Urban ministry deemed a priority for entire diocese

Urban ministry in the City of Rochester must be a priority for the entire diocese, according to diocesan officials and a study group appointed by Bishop Matthew H. Clark. To that end, action has been taken on the study group’s recommendations to improve the vibrancy of Rochester’s churches with support from parishes in the suburbs and outlying areas.

Last month Bernard Grizard, diocesan director of Parish Support Ministries, presented diocesan officials with the Urban Ministry Development Study group’s findings and recommendations. Last spring the group — headed by Daniel Meyers, president of Al Sigl Center — began its work to determine how best to use the diocese’s limited resources to meet the needs of Rochester’s parishes and neighborhoods. The group also presented its recommendations to the diocesan Presbyteral Council earlier this fall.

"All of the members of the group felt privileged to be asked by the Bishop to study both the issues facing our Catholic presence in the city of Rochester and the opportunities to continue that strong presence into the future," Meyers, who also is a member of the bishop’s stewardship council, stated in an e-mail.

Grizard said the bishop asked the 20-member group to look at three areas of concern: ministry, parish configurations and funding. The statistics the group faced were grim, Grizard noted; for example, the city has over the past decade lost a third of its parishes and therefore a third of parishioners. Even attendance at Spanish Masses has decreased 18 percent during that time, Grizard remarked.

The decrease in Mass attendance and loss of parishioners in Rochester is no surprise, Grizard said, noting that the city’s Asian-Pacific population is growing. "It’s part of the trend," he observed. "The groups of people moving in are not Catholic."

The study group also addressed the issue of parish configurations and worked to find ways city churches can collaborate in their ministries to maximize resources and not duplicate services, he added.

"Are we configuring ourselves within the city in a way that makes sense?" was one of the group’s main questions, Grizard explained.

The answers to those questions were part of the group’s multiple recommendations, he added, some of which the bishop has already begun implementing, including the hiring of additional staff. In a Nov. 6 letter to diocesan pastors and pastoral administrators, Bishop Clark announced the appointment of Sister of Mercy Janet Korn as urban-ministry coordinator and Thomas Kubus, chairman of Peace of Christ Parish’s finance committee, as diocesan finance coordinator focused on working with urban parishes.
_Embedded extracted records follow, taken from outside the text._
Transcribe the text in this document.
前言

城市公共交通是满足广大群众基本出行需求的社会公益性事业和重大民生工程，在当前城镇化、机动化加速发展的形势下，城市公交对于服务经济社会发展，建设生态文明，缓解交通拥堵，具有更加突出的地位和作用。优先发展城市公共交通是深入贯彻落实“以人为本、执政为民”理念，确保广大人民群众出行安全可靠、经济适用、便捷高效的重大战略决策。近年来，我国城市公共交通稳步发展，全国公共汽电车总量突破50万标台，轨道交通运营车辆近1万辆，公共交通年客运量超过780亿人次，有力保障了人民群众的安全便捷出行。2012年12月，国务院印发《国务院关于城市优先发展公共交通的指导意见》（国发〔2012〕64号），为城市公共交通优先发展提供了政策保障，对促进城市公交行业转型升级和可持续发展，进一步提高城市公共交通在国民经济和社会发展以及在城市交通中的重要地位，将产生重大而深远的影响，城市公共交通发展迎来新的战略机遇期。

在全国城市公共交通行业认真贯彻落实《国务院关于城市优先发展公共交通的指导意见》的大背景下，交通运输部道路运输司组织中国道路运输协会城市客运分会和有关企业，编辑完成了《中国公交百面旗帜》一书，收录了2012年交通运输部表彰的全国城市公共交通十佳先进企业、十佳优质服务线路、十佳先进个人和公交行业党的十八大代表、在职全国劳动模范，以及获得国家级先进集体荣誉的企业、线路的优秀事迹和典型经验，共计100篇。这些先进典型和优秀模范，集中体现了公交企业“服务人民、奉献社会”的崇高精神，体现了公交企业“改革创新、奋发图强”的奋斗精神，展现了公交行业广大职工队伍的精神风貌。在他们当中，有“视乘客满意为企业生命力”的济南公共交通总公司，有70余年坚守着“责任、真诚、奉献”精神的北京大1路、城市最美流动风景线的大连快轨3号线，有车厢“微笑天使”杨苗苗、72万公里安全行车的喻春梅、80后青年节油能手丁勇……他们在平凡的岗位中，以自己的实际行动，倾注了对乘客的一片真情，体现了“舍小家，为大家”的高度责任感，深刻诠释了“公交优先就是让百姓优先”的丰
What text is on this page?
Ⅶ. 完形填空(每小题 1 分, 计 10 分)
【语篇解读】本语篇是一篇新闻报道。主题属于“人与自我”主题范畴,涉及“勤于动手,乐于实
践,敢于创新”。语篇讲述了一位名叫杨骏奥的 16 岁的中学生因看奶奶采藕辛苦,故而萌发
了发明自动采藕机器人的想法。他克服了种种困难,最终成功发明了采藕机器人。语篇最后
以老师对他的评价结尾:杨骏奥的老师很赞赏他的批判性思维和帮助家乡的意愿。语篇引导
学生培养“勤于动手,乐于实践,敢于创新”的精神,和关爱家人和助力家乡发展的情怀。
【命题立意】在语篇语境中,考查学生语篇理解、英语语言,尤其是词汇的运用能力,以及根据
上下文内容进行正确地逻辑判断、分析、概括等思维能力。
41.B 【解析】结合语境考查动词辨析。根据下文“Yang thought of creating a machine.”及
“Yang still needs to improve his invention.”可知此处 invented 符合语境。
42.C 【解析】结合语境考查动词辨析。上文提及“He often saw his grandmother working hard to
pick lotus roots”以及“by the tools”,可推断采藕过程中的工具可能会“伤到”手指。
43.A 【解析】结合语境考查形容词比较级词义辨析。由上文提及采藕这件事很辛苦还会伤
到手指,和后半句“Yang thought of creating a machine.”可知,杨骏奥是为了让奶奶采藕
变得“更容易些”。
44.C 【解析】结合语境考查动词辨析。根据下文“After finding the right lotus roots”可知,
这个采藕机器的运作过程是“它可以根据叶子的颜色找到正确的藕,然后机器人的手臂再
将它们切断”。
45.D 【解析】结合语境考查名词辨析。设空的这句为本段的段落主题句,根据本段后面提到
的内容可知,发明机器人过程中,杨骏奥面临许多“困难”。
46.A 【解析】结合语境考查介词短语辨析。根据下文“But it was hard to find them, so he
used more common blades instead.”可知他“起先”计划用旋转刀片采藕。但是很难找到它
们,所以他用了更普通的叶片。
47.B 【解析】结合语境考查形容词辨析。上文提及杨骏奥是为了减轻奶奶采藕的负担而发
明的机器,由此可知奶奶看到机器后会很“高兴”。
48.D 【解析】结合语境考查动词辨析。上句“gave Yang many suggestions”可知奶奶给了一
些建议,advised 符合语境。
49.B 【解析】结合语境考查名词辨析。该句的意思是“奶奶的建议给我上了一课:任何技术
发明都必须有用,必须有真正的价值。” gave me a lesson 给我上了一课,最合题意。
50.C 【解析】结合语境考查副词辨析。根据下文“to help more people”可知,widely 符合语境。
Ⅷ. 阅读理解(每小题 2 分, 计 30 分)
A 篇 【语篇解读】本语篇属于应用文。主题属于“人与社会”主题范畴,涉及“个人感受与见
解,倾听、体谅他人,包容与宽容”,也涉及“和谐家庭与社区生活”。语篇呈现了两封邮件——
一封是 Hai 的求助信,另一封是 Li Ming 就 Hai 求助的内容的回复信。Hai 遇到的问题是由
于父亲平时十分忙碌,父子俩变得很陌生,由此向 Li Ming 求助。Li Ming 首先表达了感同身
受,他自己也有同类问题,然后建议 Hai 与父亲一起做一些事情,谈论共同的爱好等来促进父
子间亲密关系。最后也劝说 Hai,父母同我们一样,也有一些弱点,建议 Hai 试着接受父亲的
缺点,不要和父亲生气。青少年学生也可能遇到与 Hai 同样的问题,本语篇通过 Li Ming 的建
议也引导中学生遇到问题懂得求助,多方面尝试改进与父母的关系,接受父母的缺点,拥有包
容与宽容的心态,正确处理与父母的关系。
The bishop’s letter explained that Sister Korn’s experience with Project Unity, which built relationships among urban, suburban and rural parishes, as well as her experience with the JustFaith initiative make her well-suited for the new position.
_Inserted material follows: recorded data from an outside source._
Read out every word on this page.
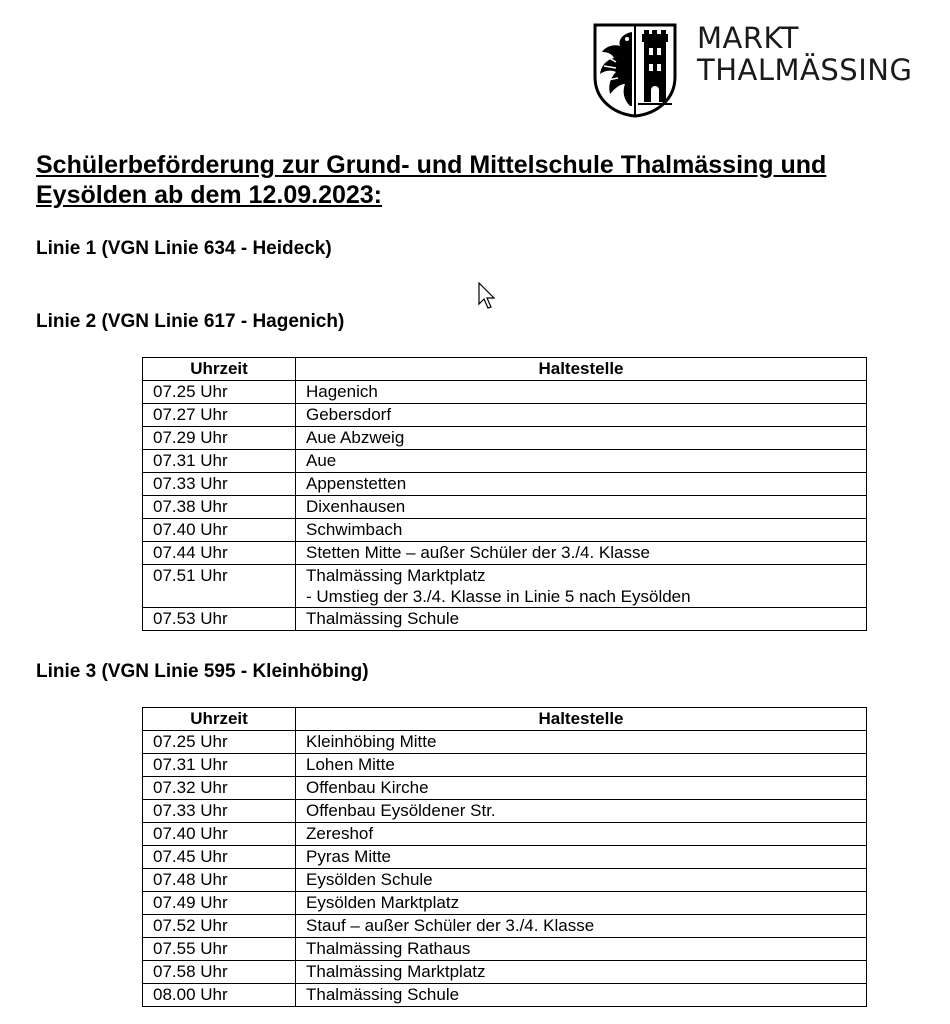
MARKT
THALMÄSSING
Schülerbeförderung zur Grund- und Mittelschule Thalmässing und
Eysölden ab dem 12.09.2023:
Linie 1 (VGN Linie 634 - Heideck)
Linie 2 (VGN Linie 617 - Hagenich)
Uhrzeit	Haltestelle
07.25 Uhr	Hagenich

07.27 Uhr	Gebersdorf

07.29 Uhr	Aue Abzweig

07.31 Uhr	Aue

07.33 Uhr	Appenstetten

07.38 Uhr	Dixenhausen

07.40 Uhr	Schwimbach

07.44 Uhr	Stetten Mitte – außer Schüler der 3./4. Klasse

07.51 Uhr	Thalmässing Marktplatz
- Umstieg der 3./4. Klasse in Linie 5 nach Eysölden

07.53 Uhr	Thalmässing Schule
Linie 3 (VGN Linie 595 - Kleinhöbing)
Uhrzeit	Haltestelle
07.25 Uhr	Kleinhöbing Mitte

07.31 Uhr	Lohen Mitte

07.32 Uhr	Offenbau Kirche

07.33 Uhr	Offenbau Eysöldener Str.

07.40 Uhr	Zereshof

07.45 Uhr	Pyras Mitte

07.48 Uhr	Eysölden Schule

07.49 Uhr	Eysölden Marktplatz

07.52 Uhr	Stauf – außer Schüler der 3./4. Klasse

07.55 Uhr	Thalmässing Rathaus

07.58 Uhr	Thalmässing Marktplatz

08.00 Uhr	Thalmässing Schule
"Through these actions and the work in urban ministry yet to come, I affirm the value of an urban church comprised of vital and responsive faith communities which serve Christ ‘in the least of our brothers and sisters,’" Bishop Clark stated in his letter. "We honor the diversity of cultures in our midst and embrace a preferential option for the poor."

The group’s other recommendations are:

  • Establish a parish advisory council, to be appointed by the bishop, to offer financial support and oversight to some urban campuses, do strategic planning and seek out real-estate expertise.
  • Development of a multistage urban summit to focus on the ministerial needs of city residents and include participation of community agencies and other churches. Meeting the needs of urban parishioners "is not just a problem for the Catholic Church," Grizard said.
  • Explore other models of ministry, such as the House of Mercy that serves the homeless, and provide education and support to parishioners who want to be engaged in ministry.
  • Enhance the relationships between urban and suburban parishes. "What’s occurring in the city is not an issue to be addressed only by people working within the city," Grizard explained. "These are our issues, our challenges. We can’t continue to be church in the suburbs if we ignore the urban churches."
  • Study potential areas of further parish or ministry consolidation.
  • Generate funding through new assessments on parishes throughout the diocese’s 12 counties, based on their level of income. The assessments would be levied on parishes with assets greater than $200,000 or collections totaling more than $200,000. If this proposal were to be approved, parishes would have until the next fiscal year to determine how to pay for the new fees, Grizard said.

Father Robert Schrader, Peace of Christ’s pastor and head of the diocese’s Presbyteral Council, said one of the key points in the recommendations is that the diocese as a whole must work together to maintain a Catholic presence in Rochester.

"Just because we are not having enough money to support a traditionally structured parish or church presence (in the city) doesn’t mean no parish or church presence is needed there," said Father Schrader. "We need to find what’s the best way to be church in and for the city … with support from amongst ourselves or with support from the suburbs."